Insurers are falling behind on delivering digital experiences customers now expect, according to an EY survey.
“Insurers are being held back,” says Doug McPhie, EY partner and Canadian Insurance Leader. “Internal factors like legacy technology are hindering their digital progress — to the detriment of the consumer and, ultimately, the bottom line.”
In the Americas, 96% of insurers cite legacy technology constraints as a major impediment to growth.
“Insurers potentially have a wealth of data at their fingertips,” adds McPhie. “But without the right analytics, they’re missing a big opportunity to better understand their customer, and improve their experience.”
The survey finds only 1% of insurers currently offer online rewards, discounts, apps or ‘live’ website assistance. They also need to embrace the mobile and social media wave.

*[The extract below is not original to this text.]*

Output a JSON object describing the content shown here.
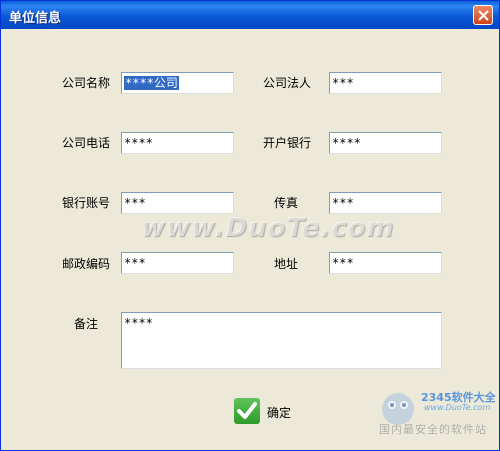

“Insurers acknowledge their current low levels of digital maturity, and they know they need to take action,” says McPhie. “They have high digital ambitions, but they’re still failing to communicate at critical times and missing opportunities to engage with their customers.”
The survey shows that the less advanced life sector is currently spending more on its digital strategy than the non-life sector. Seventy-nine percent of non-life companies spend less than 10%; in contrast, 68% of life insurers spend less than 10%. However, life insurers seem less concerned (46%) than non-life companies (60%) that customers will ultimately leave.
McPhie says, for both life and non-life insurers, digital is all about retention through improved customer experience.
“They need to deliver on new customer expectations, or risk being left behind,” he adds.